Re: [PATCH] mm: disable preemption in apply_to_pte_range

From: Jeremy Fitzhardinge
Date: Fri Feb 13 2009 - 12:42:18 EST


Peter Zijlstra wrote:
If the lazy mmu code relies on per-cpu data, then it should be the lazy
mmu's responsibility to ensure stuff is properly serialized. Eg. it
should do get_cpu_var() and put_cpu_var().

Those constructs can usually be converted to preemptable variants quite
easily, as it clearly shows what data needs to be protected.

At the moment the lazy update stuff is inherently cpu-affine. The basic model is that you can amortize the cost of individual update operations (via hypercall, for example) by batching them up. That batch is almost certainly a piece of percpu state (in Xen's case its maintained on the kernel side as per-cpu data, but in VMI it happens somewhere under their ABI), and so we can't allow switching to another cpu while lazy update mode is active.

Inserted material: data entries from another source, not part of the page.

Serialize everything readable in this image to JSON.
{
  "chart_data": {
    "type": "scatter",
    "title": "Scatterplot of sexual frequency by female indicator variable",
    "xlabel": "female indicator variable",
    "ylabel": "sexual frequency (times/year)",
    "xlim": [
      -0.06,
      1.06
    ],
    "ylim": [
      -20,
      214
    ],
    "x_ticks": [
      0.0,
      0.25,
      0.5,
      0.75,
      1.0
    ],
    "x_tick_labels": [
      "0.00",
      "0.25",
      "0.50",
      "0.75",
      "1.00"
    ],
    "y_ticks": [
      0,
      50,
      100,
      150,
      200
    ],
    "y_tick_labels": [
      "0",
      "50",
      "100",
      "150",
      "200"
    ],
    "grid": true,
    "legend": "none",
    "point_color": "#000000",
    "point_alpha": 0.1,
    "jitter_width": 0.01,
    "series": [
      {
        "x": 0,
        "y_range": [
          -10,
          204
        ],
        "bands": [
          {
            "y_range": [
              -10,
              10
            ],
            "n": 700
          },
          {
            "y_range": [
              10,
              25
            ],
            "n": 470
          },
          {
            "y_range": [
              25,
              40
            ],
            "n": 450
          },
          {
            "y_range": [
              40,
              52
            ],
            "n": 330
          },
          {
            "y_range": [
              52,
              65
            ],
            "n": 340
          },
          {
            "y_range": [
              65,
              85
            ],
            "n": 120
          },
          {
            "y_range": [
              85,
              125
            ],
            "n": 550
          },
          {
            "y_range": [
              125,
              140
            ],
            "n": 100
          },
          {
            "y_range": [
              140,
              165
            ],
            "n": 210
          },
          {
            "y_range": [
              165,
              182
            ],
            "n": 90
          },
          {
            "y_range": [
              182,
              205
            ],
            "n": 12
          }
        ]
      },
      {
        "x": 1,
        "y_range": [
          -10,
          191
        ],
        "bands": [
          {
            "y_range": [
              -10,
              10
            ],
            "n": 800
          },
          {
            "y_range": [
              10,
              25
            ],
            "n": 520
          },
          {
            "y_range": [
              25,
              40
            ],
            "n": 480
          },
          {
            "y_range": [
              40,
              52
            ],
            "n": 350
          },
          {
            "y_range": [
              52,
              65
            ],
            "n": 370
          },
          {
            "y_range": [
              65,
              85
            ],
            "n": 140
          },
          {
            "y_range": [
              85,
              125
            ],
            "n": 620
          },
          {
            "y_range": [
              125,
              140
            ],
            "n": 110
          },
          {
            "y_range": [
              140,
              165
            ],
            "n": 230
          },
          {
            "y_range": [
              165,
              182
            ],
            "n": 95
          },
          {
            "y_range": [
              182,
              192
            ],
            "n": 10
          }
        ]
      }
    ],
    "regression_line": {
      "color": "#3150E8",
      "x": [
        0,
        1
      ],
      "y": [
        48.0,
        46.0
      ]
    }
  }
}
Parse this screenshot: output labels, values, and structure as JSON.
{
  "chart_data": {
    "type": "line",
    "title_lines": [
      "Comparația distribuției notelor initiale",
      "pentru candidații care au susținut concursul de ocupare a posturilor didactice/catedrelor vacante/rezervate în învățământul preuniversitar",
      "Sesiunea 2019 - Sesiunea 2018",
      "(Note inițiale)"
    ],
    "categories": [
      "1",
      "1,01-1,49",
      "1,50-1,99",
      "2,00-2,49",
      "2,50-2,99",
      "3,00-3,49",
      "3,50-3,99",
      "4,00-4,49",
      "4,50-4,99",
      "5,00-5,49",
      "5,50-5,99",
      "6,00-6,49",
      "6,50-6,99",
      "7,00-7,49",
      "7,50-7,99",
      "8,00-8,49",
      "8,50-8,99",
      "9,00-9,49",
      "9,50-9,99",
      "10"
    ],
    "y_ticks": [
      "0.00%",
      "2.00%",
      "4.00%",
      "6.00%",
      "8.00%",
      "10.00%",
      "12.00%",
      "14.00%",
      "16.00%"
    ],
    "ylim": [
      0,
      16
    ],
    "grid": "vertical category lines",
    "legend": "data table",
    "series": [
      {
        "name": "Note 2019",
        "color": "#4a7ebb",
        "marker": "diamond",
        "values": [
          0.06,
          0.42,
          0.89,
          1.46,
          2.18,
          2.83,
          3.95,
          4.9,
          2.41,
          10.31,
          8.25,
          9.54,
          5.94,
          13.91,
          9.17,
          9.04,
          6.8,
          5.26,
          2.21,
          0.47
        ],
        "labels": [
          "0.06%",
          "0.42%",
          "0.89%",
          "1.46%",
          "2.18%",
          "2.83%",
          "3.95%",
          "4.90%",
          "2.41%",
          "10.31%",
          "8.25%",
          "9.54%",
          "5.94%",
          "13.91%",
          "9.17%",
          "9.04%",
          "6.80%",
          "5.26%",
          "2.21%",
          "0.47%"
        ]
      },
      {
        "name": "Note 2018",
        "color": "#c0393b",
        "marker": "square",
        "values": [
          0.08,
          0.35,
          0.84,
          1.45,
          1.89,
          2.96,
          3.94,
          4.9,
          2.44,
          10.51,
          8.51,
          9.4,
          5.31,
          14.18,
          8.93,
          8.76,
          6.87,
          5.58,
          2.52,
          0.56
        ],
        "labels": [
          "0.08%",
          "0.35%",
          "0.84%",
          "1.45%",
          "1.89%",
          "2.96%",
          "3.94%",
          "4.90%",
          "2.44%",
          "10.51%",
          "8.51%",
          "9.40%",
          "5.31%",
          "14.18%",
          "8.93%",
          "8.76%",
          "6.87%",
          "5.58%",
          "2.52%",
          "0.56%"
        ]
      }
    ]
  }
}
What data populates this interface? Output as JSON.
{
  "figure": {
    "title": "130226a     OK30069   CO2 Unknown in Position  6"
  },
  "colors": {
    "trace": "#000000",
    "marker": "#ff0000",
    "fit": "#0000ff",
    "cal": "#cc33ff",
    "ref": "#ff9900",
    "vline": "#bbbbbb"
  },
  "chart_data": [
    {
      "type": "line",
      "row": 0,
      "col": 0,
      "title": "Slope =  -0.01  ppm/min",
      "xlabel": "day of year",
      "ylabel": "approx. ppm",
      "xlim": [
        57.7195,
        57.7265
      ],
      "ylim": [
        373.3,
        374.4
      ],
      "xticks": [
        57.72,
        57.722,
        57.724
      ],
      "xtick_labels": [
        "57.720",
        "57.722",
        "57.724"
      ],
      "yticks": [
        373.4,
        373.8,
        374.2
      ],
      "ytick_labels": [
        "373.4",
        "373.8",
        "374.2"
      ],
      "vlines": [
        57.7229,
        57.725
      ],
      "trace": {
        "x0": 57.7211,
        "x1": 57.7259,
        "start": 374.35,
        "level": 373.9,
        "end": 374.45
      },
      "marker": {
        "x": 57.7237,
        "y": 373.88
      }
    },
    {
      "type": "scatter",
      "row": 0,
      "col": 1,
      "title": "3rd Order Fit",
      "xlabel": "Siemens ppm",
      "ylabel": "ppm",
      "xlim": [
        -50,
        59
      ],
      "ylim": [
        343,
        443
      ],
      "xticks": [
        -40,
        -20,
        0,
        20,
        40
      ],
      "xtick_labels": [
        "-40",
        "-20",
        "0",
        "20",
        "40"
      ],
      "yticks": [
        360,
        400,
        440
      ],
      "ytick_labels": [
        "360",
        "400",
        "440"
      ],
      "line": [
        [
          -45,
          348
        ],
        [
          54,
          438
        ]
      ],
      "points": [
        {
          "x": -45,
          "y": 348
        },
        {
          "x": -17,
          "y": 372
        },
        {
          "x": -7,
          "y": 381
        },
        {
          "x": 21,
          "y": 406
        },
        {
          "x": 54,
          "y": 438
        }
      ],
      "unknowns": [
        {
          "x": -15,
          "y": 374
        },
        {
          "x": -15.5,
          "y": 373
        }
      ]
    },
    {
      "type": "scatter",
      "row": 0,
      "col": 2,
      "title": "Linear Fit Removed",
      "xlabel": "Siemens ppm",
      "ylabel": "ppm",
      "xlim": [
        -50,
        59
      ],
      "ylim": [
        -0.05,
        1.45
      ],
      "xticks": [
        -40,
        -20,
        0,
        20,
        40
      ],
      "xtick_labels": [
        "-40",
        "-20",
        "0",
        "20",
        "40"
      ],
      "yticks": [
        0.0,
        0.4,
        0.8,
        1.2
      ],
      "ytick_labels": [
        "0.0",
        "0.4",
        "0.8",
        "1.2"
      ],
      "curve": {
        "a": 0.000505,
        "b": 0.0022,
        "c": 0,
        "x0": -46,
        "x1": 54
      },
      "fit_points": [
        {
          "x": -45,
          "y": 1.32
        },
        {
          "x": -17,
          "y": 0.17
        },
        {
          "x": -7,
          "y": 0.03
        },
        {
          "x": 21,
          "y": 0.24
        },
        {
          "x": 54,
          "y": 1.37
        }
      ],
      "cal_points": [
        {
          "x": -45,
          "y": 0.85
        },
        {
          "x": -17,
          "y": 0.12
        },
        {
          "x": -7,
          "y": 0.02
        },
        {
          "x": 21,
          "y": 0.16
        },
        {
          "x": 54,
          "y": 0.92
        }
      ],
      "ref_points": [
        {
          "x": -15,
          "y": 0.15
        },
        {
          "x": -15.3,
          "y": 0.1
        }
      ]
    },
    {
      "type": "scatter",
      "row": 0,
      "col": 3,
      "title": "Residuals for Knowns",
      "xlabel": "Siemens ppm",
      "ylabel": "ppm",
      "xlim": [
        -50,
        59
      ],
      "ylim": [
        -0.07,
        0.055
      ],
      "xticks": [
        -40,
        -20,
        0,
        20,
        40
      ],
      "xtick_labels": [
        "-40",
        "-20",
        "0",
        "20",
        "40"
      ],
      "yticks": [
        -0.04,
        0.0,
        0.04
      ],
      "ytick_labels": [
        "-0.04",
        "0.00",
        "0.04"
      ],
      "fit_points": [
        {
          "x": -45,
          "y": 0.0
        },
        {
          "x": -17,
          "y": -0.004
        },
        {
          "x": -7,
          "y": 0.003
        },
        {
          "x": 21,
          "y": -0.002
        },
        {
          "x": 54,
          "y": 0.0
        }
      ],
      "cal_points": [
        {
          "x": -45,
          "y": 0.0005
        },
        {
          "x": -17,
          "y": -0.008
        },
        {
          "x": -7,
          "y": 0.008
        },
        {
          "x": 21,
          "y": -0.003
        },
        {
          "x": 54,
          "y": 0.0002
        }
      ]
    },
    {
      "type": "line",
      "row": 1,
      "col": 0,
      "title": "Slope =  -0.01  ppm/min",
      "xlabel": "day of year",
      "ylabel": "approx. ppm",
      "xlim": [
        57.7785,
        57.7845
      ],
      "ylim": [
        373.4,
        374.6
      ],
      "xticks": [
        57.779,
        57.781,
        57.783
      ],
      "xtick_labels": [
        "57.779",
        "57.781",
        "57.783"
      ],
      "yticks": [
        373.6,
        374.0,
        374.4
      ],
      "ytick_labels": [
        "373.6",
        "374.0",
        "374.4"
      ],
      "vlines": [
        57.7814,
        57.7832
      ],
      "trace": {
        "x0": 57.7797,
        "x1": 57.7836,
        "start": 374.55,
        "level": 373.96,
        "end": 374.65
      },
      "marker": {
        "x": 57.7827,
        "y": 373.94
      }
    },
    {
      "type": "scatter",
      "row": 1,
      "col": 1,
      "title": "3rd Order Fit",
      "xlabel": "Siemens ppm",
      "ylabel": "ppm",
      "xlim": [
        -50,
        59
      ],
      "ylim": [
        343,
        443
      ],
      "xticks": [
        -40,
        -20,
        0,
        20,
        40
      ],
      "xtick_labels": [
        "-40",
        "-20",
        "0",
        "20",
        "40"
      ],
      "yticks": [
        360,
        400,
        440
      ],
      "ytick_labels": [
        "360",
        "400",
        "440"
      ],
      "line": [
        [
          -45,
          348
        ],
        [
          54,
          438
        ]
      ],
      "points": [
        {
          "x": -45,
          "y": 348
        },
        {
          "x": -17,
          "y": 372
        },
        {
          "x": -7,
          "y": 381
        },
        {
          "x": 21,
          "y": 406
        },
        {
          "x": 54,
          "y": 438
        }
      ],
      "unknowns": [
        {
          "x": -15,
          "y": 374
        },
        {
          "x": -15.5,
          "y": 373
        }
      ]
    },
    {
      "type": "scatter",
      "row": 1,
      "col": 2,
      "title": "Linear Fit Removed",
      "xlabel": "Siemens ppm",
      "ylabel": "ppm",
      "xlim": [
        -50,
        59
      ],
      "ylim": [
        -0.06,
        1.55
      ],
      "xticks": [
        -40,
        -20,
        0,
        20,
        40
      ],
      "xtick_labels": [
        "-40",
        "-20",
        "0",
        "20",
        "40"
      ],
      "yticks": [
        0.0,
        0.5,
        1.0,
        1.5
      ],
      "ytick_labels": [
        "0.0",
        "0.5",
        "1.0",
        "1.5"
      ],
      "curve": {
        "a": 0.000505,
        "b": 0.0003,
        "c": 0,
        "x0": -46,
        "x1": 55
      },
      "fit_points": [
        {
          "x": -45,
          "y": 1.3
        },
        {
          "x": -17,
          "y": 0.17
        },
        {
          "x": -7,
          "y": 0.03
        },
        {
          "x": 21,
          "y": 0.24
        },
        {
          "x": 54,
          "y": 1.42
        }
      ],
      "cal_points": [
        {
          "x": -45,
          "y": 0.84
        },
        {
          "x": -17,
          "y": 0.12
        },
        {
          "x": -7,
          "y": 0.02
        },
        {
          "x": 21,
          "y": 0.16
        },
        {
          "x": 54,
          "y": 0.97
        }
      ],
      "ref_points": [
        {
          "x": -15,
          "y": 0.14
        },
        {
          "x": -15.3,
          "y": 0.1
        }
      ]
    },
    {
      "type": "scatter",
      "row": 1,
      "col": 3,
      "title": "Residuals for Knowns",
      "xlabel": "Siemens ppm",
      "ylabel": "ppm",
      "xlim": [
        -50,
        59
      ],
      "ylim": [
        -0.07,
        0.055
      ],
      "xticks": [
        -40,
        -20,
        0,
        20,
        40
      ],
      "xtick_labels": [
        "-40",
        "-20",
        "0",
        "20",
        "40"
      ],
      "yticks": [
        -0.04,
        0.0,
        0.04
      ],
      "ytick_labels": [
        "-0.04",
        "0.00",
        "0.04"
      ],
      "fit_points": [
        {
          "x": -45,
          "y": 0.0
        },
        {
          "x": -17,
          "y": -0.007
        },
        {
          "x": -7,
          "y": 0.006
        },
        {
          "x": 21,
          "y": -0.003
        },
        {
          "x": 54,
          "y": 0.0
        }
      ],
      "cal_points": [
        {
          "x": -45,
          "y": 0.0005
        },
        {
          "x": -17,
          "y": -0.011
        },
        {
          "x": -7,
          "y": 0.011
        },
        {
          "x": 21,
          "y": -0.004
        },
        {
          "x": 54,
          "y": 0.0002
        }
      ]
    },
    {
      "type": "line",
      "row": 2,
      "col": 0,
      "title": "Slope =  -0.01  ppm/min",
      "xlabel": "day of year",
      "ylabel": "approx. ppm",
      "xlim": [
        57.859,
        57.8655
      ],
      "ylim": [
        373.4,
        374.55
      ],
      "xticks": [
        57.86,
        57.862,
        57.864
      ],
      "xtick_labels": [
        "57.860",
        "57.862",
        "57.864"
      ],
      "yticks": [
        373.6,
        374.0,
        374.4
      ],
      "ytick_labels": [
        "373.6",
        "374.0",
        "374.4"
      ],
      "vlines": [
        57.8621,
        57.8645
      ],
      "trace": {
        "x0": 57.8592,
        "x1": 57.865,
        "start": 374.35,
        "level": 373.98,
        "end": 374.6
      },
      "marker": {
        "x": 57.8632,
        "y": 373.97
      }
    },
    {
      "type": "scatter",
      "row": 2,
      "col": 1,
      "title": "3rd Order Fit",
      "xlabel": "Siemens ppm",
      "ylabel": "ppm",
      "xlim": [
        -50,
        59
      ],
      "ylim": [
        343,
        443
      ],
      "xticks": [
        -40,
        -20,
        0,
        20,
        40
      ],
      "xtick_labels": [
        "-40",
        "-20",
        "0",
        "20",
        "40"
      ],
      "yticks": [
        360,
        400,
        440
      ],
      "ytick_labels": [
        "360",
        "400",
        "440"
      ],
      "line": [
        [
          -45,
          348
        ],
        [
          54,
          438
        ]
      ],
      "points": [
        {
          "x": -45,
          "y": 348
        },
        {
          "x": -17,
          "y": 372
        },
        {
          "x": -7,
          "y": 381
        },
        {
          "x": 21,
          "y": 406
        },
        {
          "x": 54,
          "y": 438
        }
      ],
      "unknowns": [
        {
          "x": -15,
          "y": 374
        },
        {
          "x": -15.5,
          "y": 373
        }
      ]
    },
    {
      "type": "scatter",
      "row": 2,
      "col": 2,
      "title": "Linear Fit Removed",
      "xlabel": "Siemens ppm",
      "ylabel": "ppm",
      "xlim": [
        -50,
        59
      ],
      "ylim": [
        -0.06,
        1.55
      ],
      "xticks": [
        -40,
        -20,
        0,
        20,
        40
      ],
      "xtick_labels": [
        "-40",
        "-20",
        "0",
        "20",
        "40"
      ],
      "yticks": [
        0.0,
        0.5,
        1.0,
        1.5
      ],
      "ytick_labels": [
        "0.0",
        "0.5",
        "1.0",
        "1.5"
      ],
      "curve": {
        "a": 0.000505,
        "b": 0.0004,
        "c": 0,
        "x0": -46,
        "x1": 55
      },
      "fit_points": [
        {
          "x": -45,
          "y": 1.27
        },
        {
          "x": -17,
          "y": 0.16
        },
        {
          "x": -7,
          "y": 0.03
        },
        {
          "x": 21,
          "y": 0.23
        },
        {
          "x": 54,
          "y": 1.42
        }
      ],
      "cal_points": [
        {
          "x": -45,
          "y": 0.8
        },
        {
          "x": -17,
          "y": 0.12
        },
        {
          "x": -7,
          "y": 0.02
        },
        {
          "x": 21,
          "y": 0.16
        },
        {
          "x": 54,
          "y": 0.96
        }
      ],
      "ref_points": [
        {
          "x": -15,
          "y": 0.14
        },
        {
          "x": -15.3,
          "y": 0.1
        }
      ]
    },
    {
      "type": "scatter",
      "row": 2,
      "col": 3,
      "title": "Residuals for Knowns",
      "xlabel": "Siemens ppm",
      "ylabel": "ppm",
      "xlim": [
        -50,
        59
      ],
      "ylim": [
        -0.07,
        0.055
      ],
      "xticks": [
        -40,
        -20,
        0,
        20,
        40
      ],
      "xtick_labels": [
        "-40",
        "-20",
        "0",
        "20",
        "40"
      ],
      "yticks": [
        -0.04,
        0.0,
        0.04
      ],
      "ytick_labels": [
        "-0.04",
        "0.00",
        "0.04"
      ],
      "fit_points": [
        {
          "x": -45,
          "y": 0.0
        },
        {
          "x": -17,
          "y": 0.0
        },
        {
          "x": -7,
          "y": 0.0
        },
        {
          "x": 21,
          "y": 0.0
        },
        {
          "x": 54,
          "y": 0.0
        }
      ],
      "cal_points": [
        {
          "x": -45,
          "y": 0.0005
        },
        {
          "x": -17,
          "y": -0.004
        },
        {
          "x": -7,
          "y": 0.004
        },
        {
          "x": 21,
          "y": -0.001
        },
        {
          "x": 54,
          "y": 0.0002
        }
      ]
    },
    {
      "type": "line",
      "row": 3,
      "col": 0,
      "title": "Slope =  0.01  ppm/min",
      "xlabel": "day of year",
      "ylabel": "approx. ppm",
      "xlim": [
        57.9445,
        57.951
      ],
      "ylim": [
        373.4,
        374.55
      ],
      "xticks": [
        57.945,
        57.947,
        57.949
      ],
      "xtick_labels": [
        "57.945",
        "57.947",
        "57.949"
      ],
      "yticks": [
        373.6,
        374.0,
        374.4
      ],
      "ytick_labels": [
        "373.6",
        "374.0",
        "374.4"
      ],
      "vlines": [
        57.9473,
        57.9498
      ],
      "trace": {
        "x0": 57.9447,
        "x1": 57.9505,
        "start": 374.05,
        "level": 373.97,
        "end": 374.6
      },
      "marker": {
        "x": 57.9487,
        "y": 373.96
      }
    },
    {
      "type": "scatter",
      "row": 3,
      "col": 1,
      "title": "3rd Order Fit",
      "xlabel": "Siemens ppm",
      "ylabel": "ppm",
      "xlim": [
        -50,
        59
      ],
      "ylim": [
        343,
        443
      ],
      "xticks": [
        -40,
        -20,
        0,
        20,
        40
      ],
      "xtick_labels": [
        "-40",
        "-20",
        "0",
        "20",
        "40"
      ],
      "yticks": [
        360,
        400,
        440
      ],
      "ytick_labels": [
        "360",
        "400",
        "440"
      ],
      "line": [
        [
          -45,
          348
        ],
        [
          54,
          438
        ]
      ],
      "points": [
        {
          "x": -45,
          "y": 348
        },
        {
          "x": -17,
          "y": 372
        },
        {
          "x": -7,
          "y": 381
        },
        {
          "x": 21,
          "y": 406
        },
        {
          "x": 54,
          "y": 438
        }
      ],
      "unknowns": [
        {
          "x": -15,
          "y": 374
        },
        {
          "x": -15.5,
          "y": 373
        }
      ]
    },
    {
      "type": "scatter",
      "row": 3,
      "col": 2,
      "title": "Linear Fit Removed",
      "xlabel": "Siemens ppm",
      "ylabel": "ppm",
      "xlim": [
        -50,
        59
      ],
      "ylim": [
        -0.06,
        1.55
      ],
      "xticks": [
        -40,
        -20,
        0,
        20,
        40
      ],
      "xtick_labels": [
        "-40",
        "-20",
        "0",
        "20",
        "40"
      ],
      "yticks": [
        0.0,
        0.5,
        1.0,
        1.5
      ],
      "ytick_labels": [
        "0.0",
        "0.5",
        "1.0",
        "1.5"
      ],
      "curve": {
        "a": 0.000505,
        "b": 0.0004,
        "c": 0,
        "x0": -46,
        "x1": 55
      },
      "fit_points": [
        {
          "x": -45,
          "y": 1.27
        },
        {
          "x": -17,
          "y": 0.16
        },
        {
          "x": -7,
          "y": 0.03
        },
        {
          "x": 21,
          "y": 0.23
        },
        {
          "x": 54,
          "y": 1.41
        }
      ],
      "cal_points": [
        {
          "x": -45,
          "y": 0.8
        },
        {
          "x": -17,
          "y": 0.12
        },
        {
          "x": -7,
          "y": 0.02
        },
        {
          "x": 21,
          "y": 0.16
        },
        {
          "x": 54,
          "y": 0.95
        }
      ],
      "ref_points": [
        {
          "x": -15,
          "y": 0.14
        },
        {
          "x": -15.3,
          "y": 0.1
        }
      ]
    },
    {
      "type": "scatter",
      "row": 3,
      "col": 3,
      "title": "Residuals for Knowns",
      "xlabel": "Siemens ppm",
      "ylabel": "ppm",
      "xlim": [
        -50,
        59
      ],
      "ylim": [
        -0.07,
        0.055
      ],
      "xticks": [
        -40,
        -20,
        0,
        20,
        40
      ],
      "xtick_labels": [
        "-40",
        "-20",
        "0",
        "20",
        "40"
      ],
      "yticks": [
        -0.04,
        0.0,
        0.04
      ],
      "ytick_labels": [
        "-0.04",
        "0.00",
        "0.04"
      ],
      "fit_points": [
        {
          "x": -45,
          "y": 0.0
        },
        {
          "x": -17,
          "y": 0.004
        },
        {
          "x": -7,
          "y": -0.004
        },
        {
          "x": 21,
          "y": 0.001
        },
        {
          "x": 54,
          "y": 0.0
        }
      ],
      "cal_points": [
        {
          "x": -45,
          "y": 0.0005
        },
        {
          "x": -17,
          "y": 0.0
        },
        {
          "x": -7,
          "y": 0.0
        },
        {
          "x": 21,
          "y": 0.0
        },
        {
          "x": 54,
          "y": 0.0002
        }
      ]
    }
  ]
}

Preemption is also problematic because if we're doing lazy updates and we switch to another task, it will likely get very confused if its pagetable updates get deferred until some arbitrary point in the future...

So at the moment, we just disable preemption, and take advantage of the existing work to make sure pagetable updates are not non-preemptible for too long. This has been fine so far, because almost all the work on using lazy mmu updates has focused on usermode mappings.

But I can see how this is problematic from your perspective. One thing we could consider is making the lazy mmu mode a per-task property, so if we get preempted we can flush any pending changes and safely switch to another task, and then reenable it when we get scheduled in again. (This may be already possible with the existing paravirt-ops hooks in switch_to.)

In this specific case, if the lazy mmu updates / non-preemptable section is really causing heartburn, we can just back it out for now.